Aqui é preciso lembrar que, se as forças molares e macropolíticas se exercem sobre nós, as mesmas também são movidas e sustentadas por nosso próprio desejo de pertencer e de lhes corresponder às expectativas. Assim, uma clínica da diferença volta seu olhar sobre as maneiras como temos desejado as forças que nos enfraquecem. Um desejo usurpado em nome de quê?
Cartografar os modos como investimos em nossas relações cotidianas nos dá pistas de como nós mesmos ajudamos a produzir um campo social onde o desejo se objetifica e passa a operar sob o registro da finalidade - sempre em busca de um objeto perdido que, quando encontrado, se revela incapaz de nos preencher.
O buraco é mais embaixo.
Ao desejarmos corresponder à forma de um eu-ideal, damos corpo à produção de uma monocultura subjetiva que é produzida em série e ao modo capitalístico. O que importa é pertencer e nos movimentar ao ritmo imposto pela máquina social, que já não diz respeito somente aos usos e ao consumo dos objetos que fabrica, mas se estende à objetificação de toda a existência.

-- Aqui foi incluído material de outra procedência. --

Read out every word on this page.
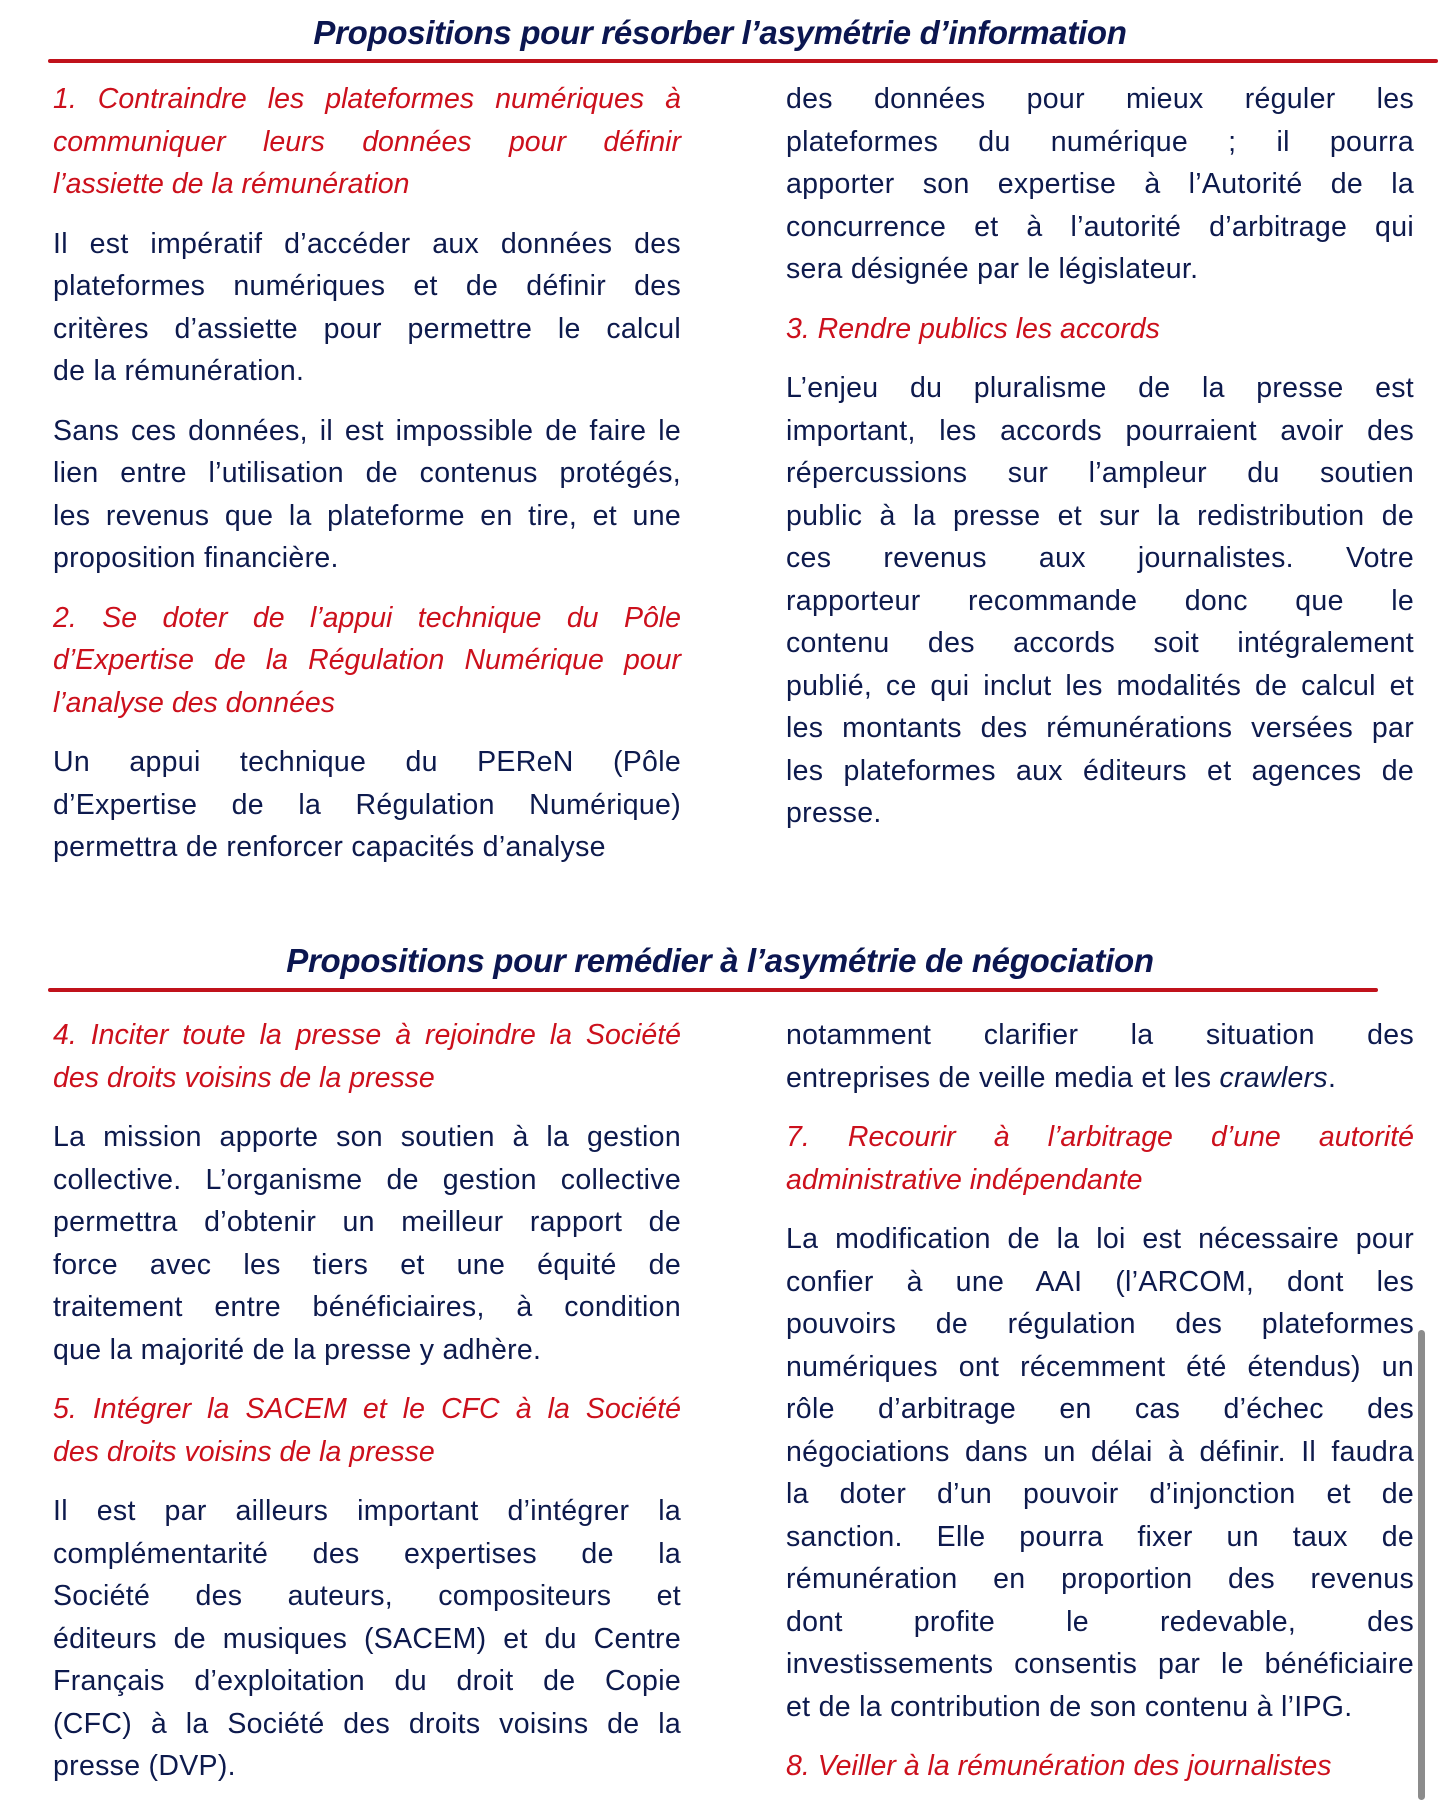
Propositions pour résorber l’asymétrie d’information
1. Contraindre les plateformes numériques à
communiquer leurs données pour définir
l’assiette de la rémunération
Il est impératif d’accéder aux données des
plateformes numériques et de définir des
critères d’assiette pour permettre le calcul
de la rémunération.
Sans ces données, il est impossible de faire le
lien entre l’utilisation de contenus protégés,
les revenus que la plateforme en tire, et une
proposition financière.
2. Se doter de l’appui technique du Pôle
d’Expertise de la Régulation Numérique pour
l’analyse des données
Un appui technique du PEReN (Pôle
d’Expertise de la Régulation Numérique)
permettra de renforcer capacités d’analyse
des données pour mieux réguler les
plateformes du numérique ; il pourra
apporter son expertise à l’Autorité de la
concurrence et à l’autorité d’arbitrage qui
sera désignée par le législateur.
3. Rendre publics les accords
L’enjeu du pluralisme de la presse est
important, les accords pourraient avoir des
répercussions sur l’ampleur du soutien
public à la presse et sur la redistribution de
ces revenus aux journalistes. Votre
rapporteur recommande donc que le
contenu des accords soit intégralement
publié, ce qui inclut les modalités de calcul et
les montants des rémunérations versées par
les plateformes aux éditeurs et agences de
presse.
Propositions pour remédier à l’asymétrie de négociation
4. Inciter toute la presse à rejoindre la Société
des droits voisins de la presse
La mission apporte son soutien à la gestion
collective. L’organisme de gestion collective
permettra d’obtenir un meilleur rapport de
force avec les tiers et une équité de
traitement entre bénéficiaires, à condition
que la majorité de la presse y adhère.
5. Intégrer la SACEM et le CFC à la Société
des droits voisins de la presse
Il est par ailleurs important d’intégrer la
complémentarité des expertises de la
Société des auteurs, compositeurs et
éditeurs de musiques (SACEM) et du Centre
Français d’exploitation du droit de Copie
(CFC) à la Société des droits voisins de la
presse (DVP).
notamment clarifier la situation des
entreprises de veille media et les crawlers.
7. Recourir à l’arbitrage d’une autorité
administrative indépendante
La modification de la loi est nécessaire pour
confier à une AAI (l’ARCOM, dont les
pouvoirs de régulation des plateformes
numériques ont récemment été étendus) un
rôle d’arbitrage en cas d’échec des
négociations dans un délai à définir. Il faudra
la doter d’un pouvoir d’injonction et de
sanction. Elle pourra fixer un taux de
rémunération en proportion des revenus
dont profite le redevable, des
investissements consentis par le bénéficiaire
et de la contribution de son contenu à l’IPG.
8. Veiller à la rémunération des journalistes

A subjetividade pré-ocupada antecipa a presença de um futuro apocalíptico, orientando-se pelos afetos do medo ou da esperança, ambos afetos passivos, que nos separam de nossa potência de agir e de criar realidade hoje. Ficamos, então, à mercê da densa fumaça que nos sobrevoa e que não nos permite dormir no ponto: é preciso estar on 24 x 7 - produzir até mesmo enquanto sonhamos.
A desconstrução deste modo de nos compor com o campo presente passa, necessariamente, pela criação de outros usos para nossos afetos, usos desviantes e mais lentos, capazes de gerar novas linhas de composição, estranhas à finalidade do topo.
Como não antecipar demandas que sequer chegaram a ser enunciadas? Como não dar corpo ao fantasma do apocalipse? Como liberar o desejo para encontrar caminhos que não compactuem de antemão com as ideias de sucesso e felicidade?
De uma perspectiva esquizoanalítica é fundamental recolocar o problema da ansiedade no mesmo campo de forças de onde ele emerge, para daí extrairmos novas linhas de efetuação. Tal clínica se torna uma aliada no processo de agir e modificar o real, na medida em que ativa nossas forças produtivas.
Diante disso, o afeto ansioso é capaz de se dissolver, já em que o desejo passa a se ocupar das intensidades presentes. Aqui, já não necessita pré-ocupar-se de narrativas comprometidas com a produção de insuficiência: seu devir está por ser fabricado a seu modo e a seu tempo.